Asking if fashion is art seems to imply that it isn’t. “Why is design, particularly fashion design, talked about as the lesser of the design worlds,” said Laura. “That’s because it’s feminized and put into the female space, even though there aren’t that many women who have risen to the top of our industry and are idolized. It’s such a confusing dialogue because I don’t think people question product design and interior design as much. I think it’s interesting that it comes up in fashion.”

Whether fashion is or isn’t art, in this case, it’s being presented as an exhibition, so what did the designers want to convey and what do they want viewers to take away?

“It’s very important where it is, which is at the National Museum of Women in the Arts,” said Laura. “Women in the arts is a very important subject. It’s a marginalized space…it’s the same in fashion so hopefully that can translate and we can have that discussion within our industry. And it’s exciting for people to see the work up close.”

It’s impossible to pick up the details whizzing by on the runway or two dimensionally in a photograph.

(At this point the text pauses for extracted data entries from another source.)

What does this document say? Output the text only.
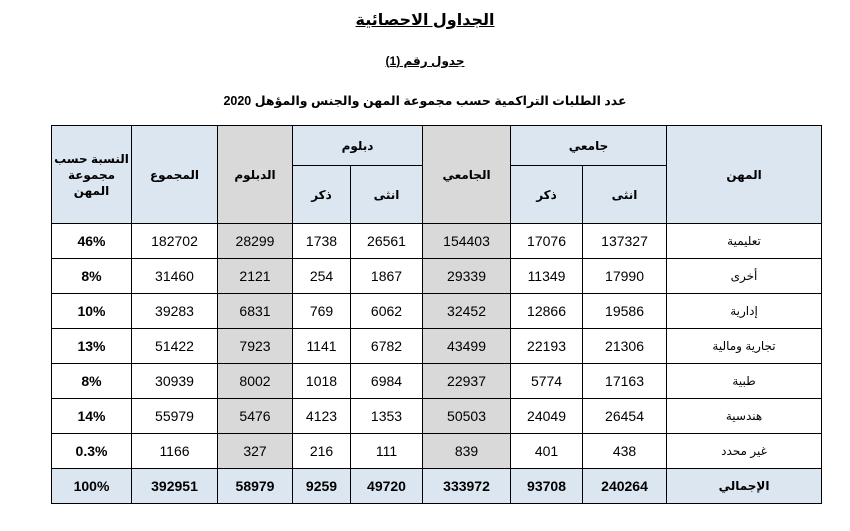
الجداول الاحصائية
جدول رقم (1)
عدد الطلبات التراكمية حسب مجموعة المهن والجنس والمؤهل 2020
النسبة حسب مجموعة المهن	المجموع	الدبلوم	دبلوم		الجامعي	جامعي		المهن
			ذكر	انثى		ذكر	انثى	
46%	182702	28299	1738	26561	154403	17076	137327	تعليمية
8%	31460	2121	254	1867	29339	11349	17990	أخرى
10%	39283	6831	769	6062	32452	12866	19586	إدارية
13%	51422	7923	1141	6782	43499	22193	21306	تجارية ومالية
8%	30939	8002	1018	6984	22937	5774	17163	طبية
14%	55979	5476	4123	1353	50503	24049	26454	هندسية
0.3%	1166	327	216	111	839	401	438	غير محدد
100%	392951	58979	9259	49720	333972	93708	240264	الإجمالي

The Magical Beautiful Horror gallery is made up entirely of pieces from the fall 2008 collection, wispy dresses in swirled hand-dyed tulle and webby knits that are remarkably constructed. Kate pointed out that if you look closely, the prints from the Van Gogh-inspired pieces mix digital images of outer space with Van Gogh paintings. The layout also traces the evolution and through lines in their work. After Natalie Portman wore a dress from the fall 2008 collection, she recommended the Mulleavys to Darren Aronofsky, who directed “Black Swan,” for which Rodarte did the ballet costumes. It was around the same time they were designing the beautifully tattered black dresses from the spring 2010 California Condor collection. “It’s interesting to see what our interests already were and how we funneled that into projects,” said Kate. There are exceptions. The fall 2014 dresses bearing prints from “Star Wars” are filed under Light along with the Van Goghs, but they still feel out of left field.

The exhibition doesn’t include the Mulleavys’ very first designs or their latest collection, spring 2019, but it covers just about everything in between. It’s essentially their full body of work, though they don’t feel they’ve been around long enough to call it a retrospective. Not all of the collections garnered critical praise and the brand has never scaled commercially, but looking at it all together, there is an identity. “As human beings, we just want people to like us and unfortunately that’s not always the case when you’re making things,” said Kate. “The other side to that is that no matter what the response is, you have to figure out what drives you…I’m the most interested in design when I’m following who I am.”